Not all patients are candidates for kyphoplasty, and there are some risks with any surgery, but there are few complications, Mitsunaga said.
"I think we're going to see, over the next year or so, a lot more patients being aware of it and a lot more people getting it."
Patients with osteoporosis still need treatment and must be monitored for other compression fractures, Mitsunaga cautioned, citing a 20 percent risk of another vertebra fracture within five years.
He took care of his grandmother, who was in a wheelchair, when he was young, he said.
"I think back on that with every patient I see. I don't want to see that happen. ... At that time we couldn't do anything, just narcotics. She was doped up. It's terrible. I see patients like that every week."

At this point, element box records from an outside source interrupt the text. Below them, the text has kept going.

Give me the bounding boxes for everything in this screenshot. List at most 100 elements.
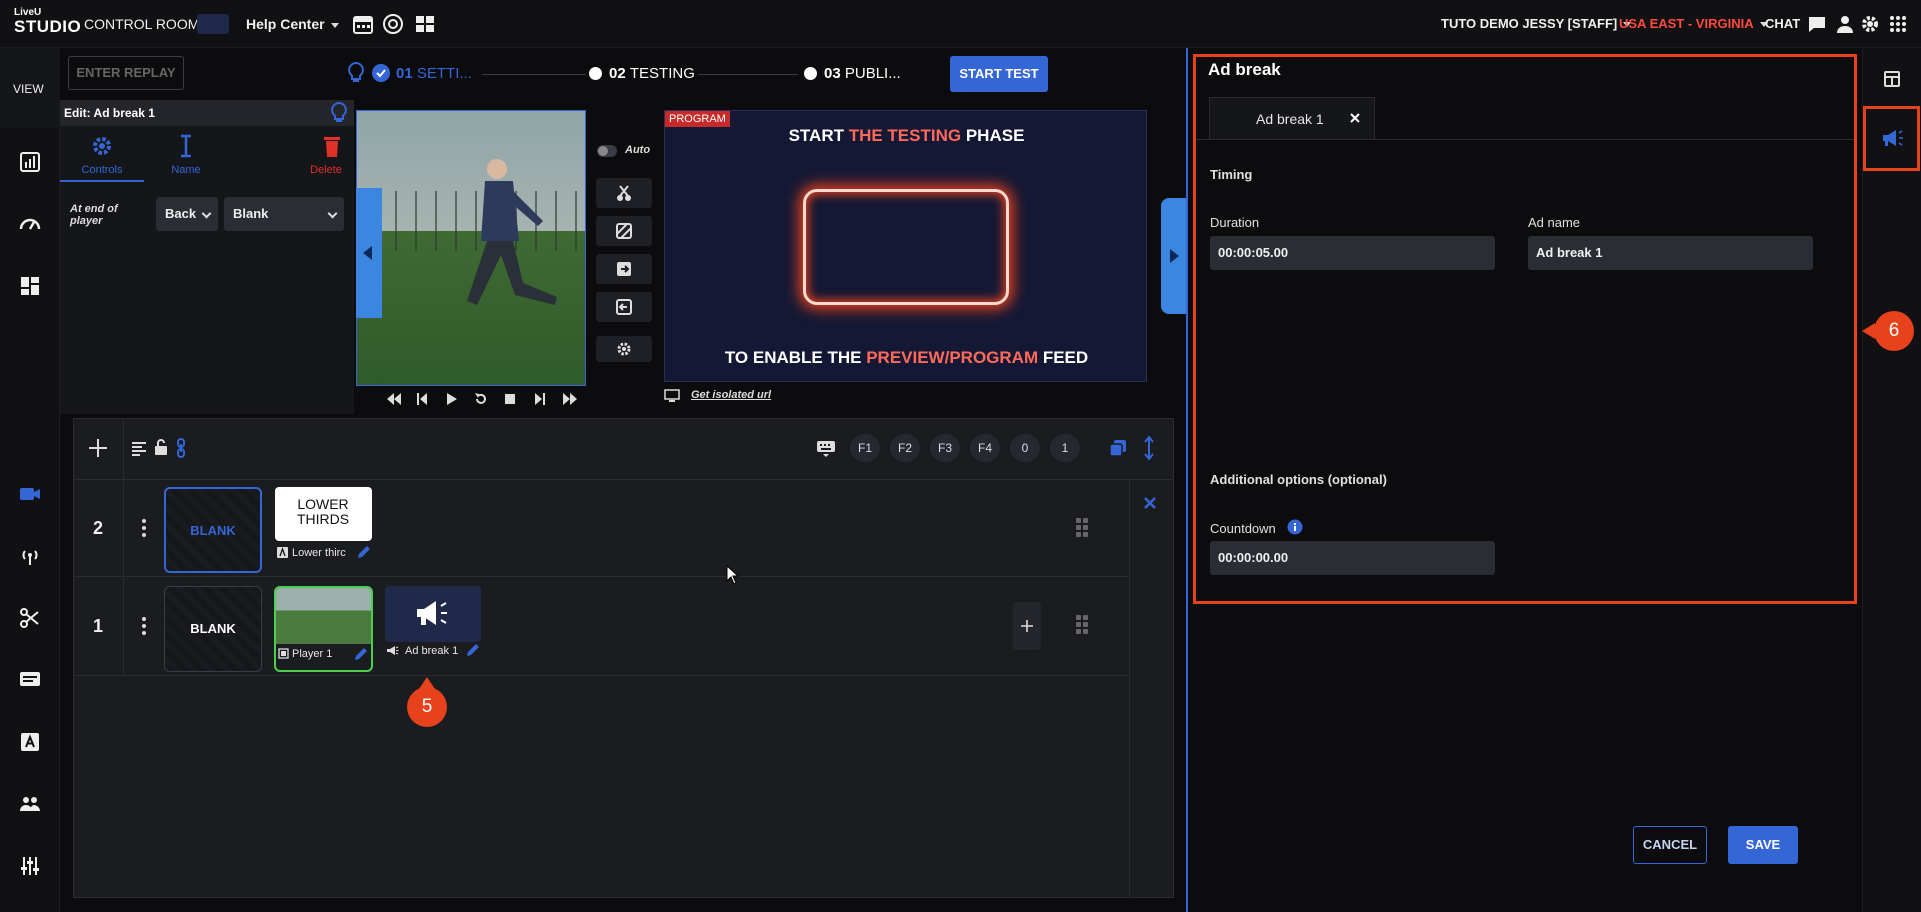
wipe-out-button[interactable]: [596, 292, 652, 322]
calendar-icon[interactable]: [352, 13, 374, 35]
align-left-icon[interactable]: [131, 440, 147, 456]
f4-key[interactable]: F4: [970, 434, 1000, 462]
cut-transition-button[interactable]: [596, 178, 652, 208]
program-monitor[interactable]: PROGRAM START THE TESTING PHASE TO ENABL…: [664, 110, 1147, 382]
user-icon[interactable]: [1834, 13, 1856, 35]
next-icon[interactable]: [534, 392, 546, 406]
megaphone-icon: [387, 646, 399, 655]
grid-apps-icon[interactable]: [1887, 13, 1909, 35]
scissors-icon[interactable]: [18, 606, 42, 630]
cancel-button[interactable]: CANCEL: [1633, 826, 1707, 864]
broadcast-antenna-icon[interactable]: [18, 544, 42, 568]
timing-section-title: Timing: [1210, 167, 1253, 182]
end-target-select[interactable]: Blank: [224, 197, 344, 231]
step-3[interactable]: 03 PUBLI...: [824, 65, 901, 82]
stop-icon[interactable]: [504, 393, 516, 405]
duration-input[interactable]: 00:00:05.00: [1210, 236, 1495, 270]
previous-icon[interactable]: [416, 392, 428, 406]
ad-break-clip-label: Ad break 1: [405, 645, 459, 657]
user-dropdown[interactable]: TUTO DEMO JESSY [STAFF]: [1441, 16, 1632, 31]
pencil-edit-icon[interactable]: [356, 544, 372, 560]
lower-thirds-clip[interactable]: LOWER THIRDS: [275, 487, 372, 541]
caption-icon[interactable]: [18, 668, 42, 692]
blank-clip[interactable]: BLANK: [164, 586, 262, 672]
lightbulb-icon[interactable]: [330, 102, 348, 124]
collapse-left-handle[interactable]: [356, 188, 382, 318]
f1-key[interactable]: F1: [850, 434, 880, 462]
liveu-studio-logo[interactable]: LiveU STUDIO: [14, 8, 81, 40]
layout-grid-icon[interactable]: [414, 13, 436, 35]
layers-panel-icon[interactable]: [1883, 70, 1901, 88]
player-1-clip[interactable]: Player 1: [274, 586, 373, 672]
gear-icon[interactable]: [1859, 13, 1881, 35]
key-0[interactable]: 0: [1010, 434, 1040, 462]
camera-icon[interactable]: [18, 482, 42, 506]
keyboard-icon[interactable]: [816, 438, 836, 458]
skip-forward-icon[interactable]: [562, 392, 578, 406]
wipe-in-button[interactable]: [596, 254, 652, 284]
text-font-icon: [277, 547, 288, 558]
pencil-edit-icon[interactable]: [353, 646, 369, 662]
step-1[interactable]: 01 SETTI...: [396, 65, 472, 82]
text-font-icon[interactable]: [18, 730, 42, 754]
pencil-edit-icon[interactable]: [465, 642, 481, 658]
ad-break-tab[interactable]: Ad break 1: [1209, 97, 1375, 139]
get-isolated-url-link[interactable]: Get isolated url: [691, 389, 771, 401]
start-test-button[interactable]: START TEST: [950, 56, 1048, 92]
lightbulb-icon[interactable]: [346, 61, 366, 85]
info-icon[interactable]: [1287, 519, 1303, 535]
countdown-input[interactable]: 00:00:00.00: [1210, 541, 1495, 575]
tab-controls[interactable]: Controls: [60, 126, 144, 182]
dashboard-icon[interactable]: [18, 274, 42, 298]
step-2[interactable]: 02 TESTING: [609, 65, 695, 82]
save-button[interactable]: SAVE: [1728, 826, 1798, 864]
f3-key[interactable]: F3: [930, 434, 960, 462]
layer-divider: [123, 481, 124, 577]
edit-panel-title: Edit: Ad break 1: [64, 106, 155, 120]
unlock-icon[interactable]: [153, 438, 169, 456]
users-group-icon[interactable]: [18, 792, 42, 816]
slide-in-icon: [617, 262, 631, 276]
close-icon[interactable]: [1143, 496, 1157, 510]
layer-menu-icon[interactable]: [142, 519, 146, 537]
play-icon[interactable]: [446, 392, 458, 406]
add-layer-icon[interactable]: [87, 437, 109, 459]
add-clip-button[interactable]: [1013, 602, 1041, 650]
chat-bubble-icon[interactable]: [1806, 13, 1828, 35]
close-icon[interactable]: [1349, 112, 1361, 124]
auto-toggle[interactable]: [597, 145, 617, 157]
speedometer-icon[interactable]: [18, 212, 42, 236]
subheading-part: TO ENABLE THE: [724, 348, 867, 367]
bar-chart-icon[interactable]: [18, 150, 42, 174]
expand-vertical-icon[interactable]: [1143, 436, 1155, 460]
preview-player[interactable]: [356, 110, 586, 386]
sliders-icon[interactable]: [18, 854, 42, 878]
transition-settings-button[interactable]: [596, 336, 652, 362]
ad-name-input[interactable]: Ad break 1: [1528, 236, 1813, 270]
expand-right-handle[interactable]: [1161, 198, 1187, 314]
ad-break-clip[interactable]: [385, 586, 481, 642]
plus-icon: [1021, 620, 1033, 632]
tab-delete[interactable]: Delete: [310, 126, 354, 182]
chat-link[interactable]: CHAT: [1765, 16, 1800, 31]
region-dropdown[interactable]: USA EAST - VIRGINIA: [1619, 16, 1768, 31]
ad-break-rail-highlight[interactable]: [1863, 106, 1920, 171]
drag-handle-icon[interactable]: [1075, 517, 1091, 539]
view-section[interactable]: VIEW: [0, 48, 60, 128]
layer-menu-icon[interactable]: [142, 617, 146, 635]
fade-transition-button[interactable]: [596, 216, 652, 246]
key-1[interactable]: 1: [1050, 434, 1080, 462]
duplicate-icon[interactable]: [1109, 439, 1127, 457]
link-icon[interactable]: [175, 438, 187, 458]
tab-name[interactable]: Name: [144, 126, 228, 182]
blank-clip-selected[interactable]: BLANK: [164, 487, 262, 573]
drag-handle-icon[interactable]: [1075, 614, 1091, 636]
help-lifebuoy-icon[interactable]: [382, 13, 404, 35]
end-action-select[interactable]: Back: [156, 197, 218, 231]
help-center-dropdown[interactable]: Help Center: [246, 16, 339, 32]
f2-key[interactable]: F2: [890, 434, 920, 462]
replay-icon[interactable]: [474, 392, 488, 406]
skip-back-icon[interactable]: [386, 392, 402, 406]
control-rooms-link[interactable]: CONTROL ROOMS: [84, 16, 209, 32]
enter-replay-button[interactable]: ENTER REPLAY: [68, 56, 184, 90]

The future may bring noninvasive or minimally invasive bone substitutes, such as calcium phosphate or calcium sulfate, Mitsunaga said.
"But that's way ahead, five to 10 years."
He advises patients with osteoporosis to follow a good diet and exercise. "The more active you are, you stimulate bones; the less active, you lose calcium." Women also should take 1,500 milligrams of calcium daily, he said. "Those simple things can really prevent depression factors."